Quantitative spinal cord (SC) magnetic resonance imaging (MRI) presents many challenges, including a lack of standardized imaging protocols. Here we present a prospectively harmonized quantitative ...MRI protocol, which we refer to as the spine generic protocol, for users of 3T MRI systems from the three main manufacturers: GE, Philips and Siemens. The protocol provides guidance for assessing SC macrostructural and microstructural integrity: T1-weighted and T2-weighted imaging for SC cross-sectional area computation, multi-echo gradient echo for gray matter cross-sectional area, and magnetization transfer and diffusion weighted imaging for assessing white matter microstructure. In a companion paper from the same authors, the spine generic protocol was used to acquire data across 42 centers in 260 healthy subjects.

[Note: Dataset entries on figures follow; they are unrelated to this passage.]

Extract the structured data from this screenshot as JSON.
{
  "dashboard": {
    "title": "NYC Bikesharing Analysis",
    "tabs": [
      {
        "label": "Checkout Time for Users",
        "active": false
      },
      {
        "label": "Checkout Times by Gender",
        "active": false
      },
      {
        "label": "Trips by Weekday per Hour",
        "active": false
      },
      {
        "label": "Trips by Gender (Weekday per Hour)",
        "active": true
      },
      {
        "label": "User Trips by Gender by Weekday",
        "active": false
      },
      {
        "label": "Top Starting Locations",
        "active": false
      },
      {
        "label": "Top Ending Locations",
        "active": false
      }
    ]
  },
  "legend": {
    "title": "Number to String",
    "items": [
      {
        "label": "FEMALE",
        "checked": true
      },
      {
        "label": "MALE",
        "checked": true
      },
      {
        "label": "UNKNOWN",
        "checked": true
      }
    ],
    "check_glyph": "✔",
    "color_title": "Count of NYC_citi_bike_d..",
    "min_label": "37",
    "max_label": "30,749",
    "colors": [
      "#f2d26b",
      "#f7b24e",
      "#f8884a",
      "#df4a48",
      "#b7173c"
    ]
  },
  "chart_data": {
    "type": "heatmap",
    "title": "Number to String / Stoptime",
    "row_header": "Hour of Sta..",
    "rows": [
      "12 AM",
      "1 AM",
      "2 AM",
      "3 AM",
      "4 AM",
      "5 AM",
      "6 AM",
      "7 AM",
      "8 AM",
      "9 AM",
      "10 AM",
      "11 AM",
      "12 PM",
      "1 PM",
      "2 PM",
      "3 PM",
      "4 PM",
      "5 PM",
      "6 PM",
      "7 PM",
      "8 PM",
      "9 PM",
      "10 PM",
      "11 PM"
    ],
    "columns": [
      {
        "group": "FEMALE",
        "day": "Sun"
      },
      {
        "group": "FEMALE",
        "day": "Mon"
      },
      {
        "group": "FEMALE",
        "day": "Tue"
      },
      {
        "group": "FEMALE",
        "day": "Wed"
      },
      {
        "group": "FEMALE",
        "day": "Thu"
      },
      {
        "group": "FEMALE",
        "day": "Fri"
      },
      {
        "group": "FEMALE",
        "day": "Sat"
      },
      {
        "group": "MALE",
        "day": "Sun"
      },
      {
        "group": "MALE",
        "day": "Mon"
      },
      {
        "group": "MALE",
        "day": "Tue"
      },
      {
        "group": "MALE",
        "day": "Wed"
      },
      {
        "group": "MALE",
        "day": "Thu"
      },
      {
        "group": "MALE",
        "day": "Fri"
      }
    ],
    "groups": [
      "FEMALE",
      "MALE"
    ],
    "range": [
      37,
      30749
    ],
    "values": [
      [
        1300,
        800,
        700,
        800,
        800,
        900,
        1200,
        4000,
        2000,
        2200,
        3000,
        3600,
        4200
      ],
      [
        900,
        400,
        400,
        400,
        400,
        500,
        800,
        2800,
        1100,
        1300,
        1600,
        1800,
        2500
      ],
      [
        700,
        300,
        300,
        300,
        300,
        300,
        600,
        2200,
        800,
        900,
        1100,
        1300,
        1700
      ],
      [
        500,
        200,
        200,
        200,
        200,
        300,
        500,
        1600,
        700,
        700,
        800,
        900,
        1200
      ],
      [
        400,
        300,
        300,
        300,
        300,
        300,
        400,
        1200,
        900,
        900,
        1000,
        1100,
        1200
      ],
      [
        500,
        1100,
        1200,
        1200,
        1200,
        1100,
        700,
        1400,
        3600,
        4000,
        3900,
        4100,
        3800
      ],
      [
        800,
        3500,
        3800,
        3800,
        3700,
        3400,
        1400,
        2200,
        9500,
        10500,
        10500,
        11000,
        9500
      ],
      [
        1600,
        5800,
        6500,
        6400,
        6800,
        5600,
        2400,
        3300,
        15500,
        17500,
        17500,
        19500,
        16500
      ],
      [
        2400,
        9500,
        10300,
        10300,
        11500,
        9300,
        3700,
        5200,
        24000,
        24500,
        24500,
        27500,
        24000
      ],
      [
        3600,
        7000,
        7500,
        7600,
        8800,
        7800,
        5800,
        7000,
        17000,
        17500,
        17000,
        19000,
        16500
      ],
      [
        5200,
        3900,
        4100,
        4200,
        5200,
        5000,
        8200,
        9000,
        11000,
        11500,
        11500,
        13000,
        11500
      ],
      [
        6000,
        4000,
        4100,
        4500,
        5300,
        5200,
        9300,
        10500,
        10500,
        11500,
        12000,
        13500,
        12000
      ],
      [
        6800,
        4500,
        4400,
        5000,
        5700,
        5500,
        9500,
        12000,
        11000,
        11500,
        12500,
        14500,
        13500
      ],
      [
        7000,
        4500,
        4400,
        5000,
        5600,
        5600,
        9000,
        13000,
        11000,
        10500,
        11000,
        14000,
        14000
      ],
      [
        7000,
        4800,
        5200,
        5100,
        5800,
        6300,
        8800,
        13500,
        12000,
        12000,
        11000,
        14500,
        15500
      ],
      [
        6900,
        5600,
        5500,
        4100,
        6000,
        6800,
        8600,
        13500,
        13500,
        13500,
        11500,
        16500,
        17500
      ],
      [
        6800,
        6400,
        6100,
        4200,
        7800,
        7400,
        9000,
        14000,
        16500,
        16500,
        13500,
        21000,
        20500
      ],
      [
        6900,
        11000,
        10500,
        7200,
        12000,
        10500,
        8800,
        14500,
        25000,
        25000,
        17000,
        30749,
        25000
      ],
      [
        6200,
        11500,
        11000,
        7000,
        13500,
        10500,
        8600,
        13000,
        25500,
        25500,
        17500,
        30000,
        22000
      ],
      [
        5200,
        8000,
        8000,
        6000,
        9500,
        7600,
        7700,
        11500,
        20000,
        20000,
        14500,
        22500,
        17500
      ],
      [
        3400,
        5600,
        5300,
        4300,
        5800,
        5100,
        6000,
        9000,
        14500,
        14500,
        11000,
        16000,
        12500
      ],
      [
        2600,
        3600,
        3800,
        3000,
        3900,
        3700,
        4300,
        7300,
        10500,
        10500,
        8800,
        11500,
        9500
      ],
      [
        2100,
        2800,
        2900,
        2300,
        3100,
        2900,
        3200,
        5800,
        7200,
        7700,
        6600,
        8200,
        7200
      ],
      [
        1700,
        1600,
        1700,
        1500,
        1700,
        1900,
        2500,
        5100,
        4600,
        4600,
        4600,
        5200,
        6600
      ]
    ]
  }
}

The key details of the spine generic protocol are also available in an open-access document that can be found at https://github.com/spine-generic/protocols . The protocol will serve as a starting point for researchers and clinicians implementing new SC imaging initiatives so that, in the future, inclusion of the SC in neuroimaging protocols will be more common. The protocol could be implemented by any trained MR technician or by a researcher/clinician familiar with MRI acquisition.